You know how that happens, don’t you?
First, a request is giving by the manager of the team that goes something like this: “Hey, wouldn’t it be great if we helped promote our business and all of us changed our cover photos to the brand’s image? I just so happen to have some artwork we made up and it would be terrific if each of you went ahead and uploaded it on your social media accounts. It’s a team effort! You don’t have to do it, but… “
And then you have the first person on the team who goes ahead and changes their profile photo or cover, and next thing you hear is the manager making it a distinct point to acknowledge that team member. I’ve even seen some situations where managers have repeatedly asked, always qualifying it by saying it’s not “required,” to see if a team member who hasn’t changed their private social media settings intends to do it. You know, not so subtle pressure.
Here’s my suggestion to you if you’re a leader or manager of a team and would like to have a little esprit de corps for the team.
- Ask once and once only and provide the artwork, if any team member ever wants to help your group get the word out.
- Or, you can do what I do and not ask at all. Period.
Candidly, my marketing team has said to me, “Wayne, let’s ask the team to promote one of our social enterprises or companies on social media!”
I’ve never warmed up to the idea, and am not sure I ever will.
I think that we should have a separation between work and personal, as much as we can.
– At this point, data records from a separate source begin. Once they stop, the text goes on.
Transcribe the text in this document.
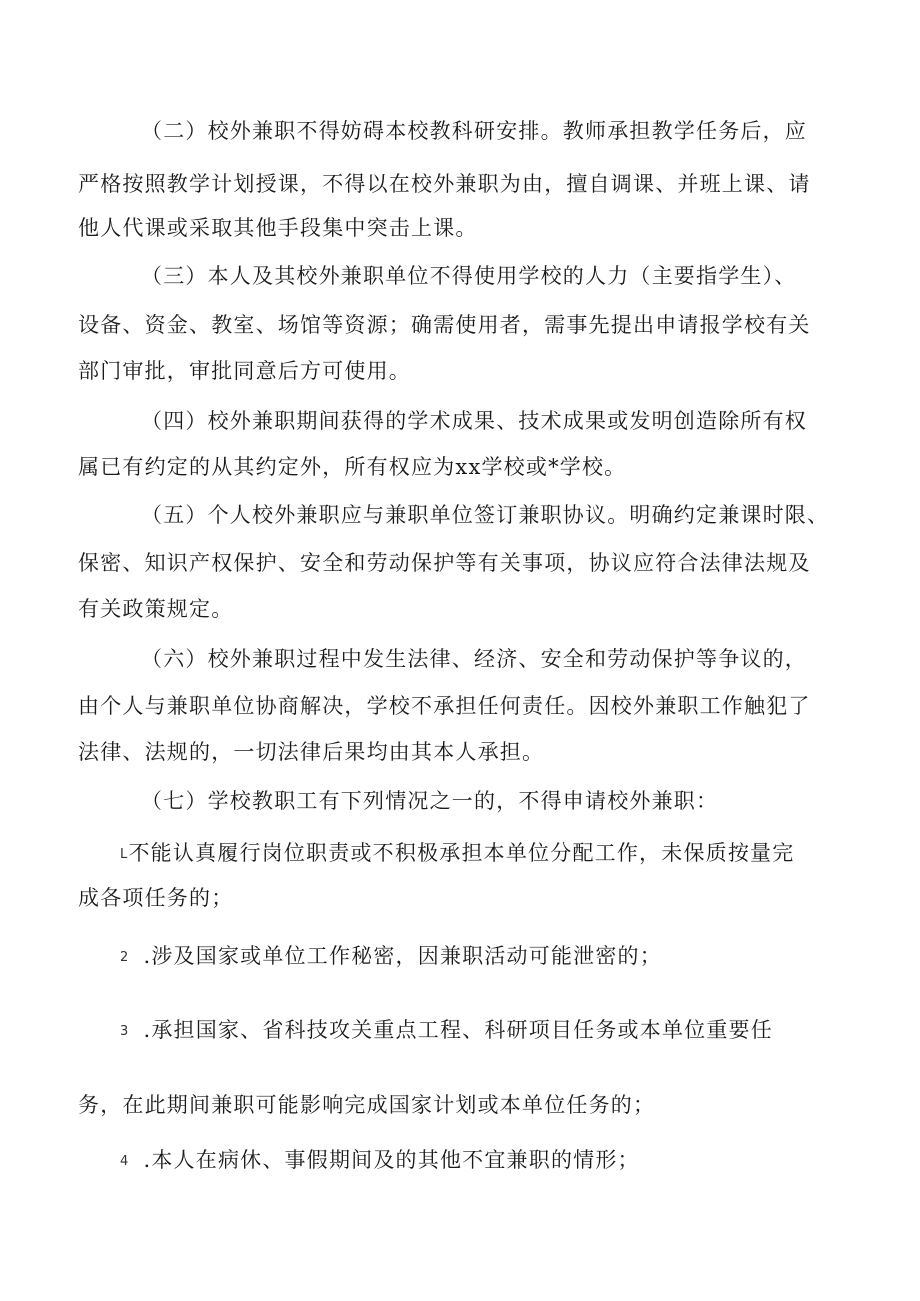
（二）校外兼职不得妨碍本校教科研安排。教师承担教学任务后，应
严格按照教学计划授课，不得以在校外兼职为由，擅自调课、并班上课、请
他人代课或采取其他手段集中突击上课。
（三）本人及其校外兼职单位不得使用学校的人力（主要指学生）、
设备、资金、教室、场馆等资源；确需使用者，需事先提出申请报学校有关
部门审批，审批同意后方可使用。
（四）校外兼职期间获得的学术成果、技术成果或发明创造除所有权
属已有约定的从其约定外，所有权应为xx学校或*学校。
（五）个人校外兼职应与兼职单位签订兼职协议。明确约定兼课时限、
保密、知识产权保护、安全和劳动保护等有关事项，协议应符合法律法规及
有关政策规定。
（六）校外兼职过程中发生法律、经济、安全和劳动保护等争议的，
由个人与兼职单位协商解决，学校不承担任何责任。因校外兼职工作触犯了
法律、法规的，一切法律后果均由其本人承担。
（七）学校教职工有下列情况之一的，不得申请校外兼职：
L不能认真履行岗位职责或不积极承担本单位分配工作，未保质按量完
成各项任务的；
2 .涉及国家或单位工作秘密，因兼职活动可能泄密的；
3 .承担国家、省科技攻关重点工程、科研项目任务或本单位重要任
务，在此期间兼职可能影响完成国家计划或本单位任务的；
4 .本人在病休、事假期间及的其他不宜兼职的情形；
I know that some people think that it’s “old school” but the reality is that as a leader I understand that if my team has a personal life and the business world does not encroach into it all of the time, they will be happier, and the productivity will be higher.
There are also some practical and not to mention legal reasons for not asking your team to promote your business or group on social media. It’s particularly true when managers are asking them with the “subtle” pressures that can sometimes happen when they want their team members to support the organization.
- Employers have a right to ask their employees not to be on their personal social media accounts during work hours. That’s a legitimate request to make of employees (but not contract workers, freelancers or consultants who are not salaried staff).
- Can you require–even subtly–to have your employees support your organization? The short answer is NO. Don’t do it. Social media accounts are the personal and private property of the owners, in this instance, each of your employees. So, just like you can’t require them to give you the keys to their HOMEs, you can’t ask (read, “expect”) them to promote the business on their accounts.
But, what if you want to make it at least an option for your team to promote your business or group on their social media accounts if they so choose. Yes, you can make social media art and images available to them, let them know it’s a resource for them if they ever would like to use it on their accounts, but that’s it. In some instances, you may even be placing yourself or employee in legal jeopardy because promoting your business on their social media accounts for commercial gain can violate social media terms.
The bottom line in the age of social media is that if you want to build team spirit or have an amazing product launch and you want your team involved, you can provide the resources. But you cannot require or pressure them, or do anything other than allow it to each person to do whatever he or she would like to do, if anything, on their personal social media accounts.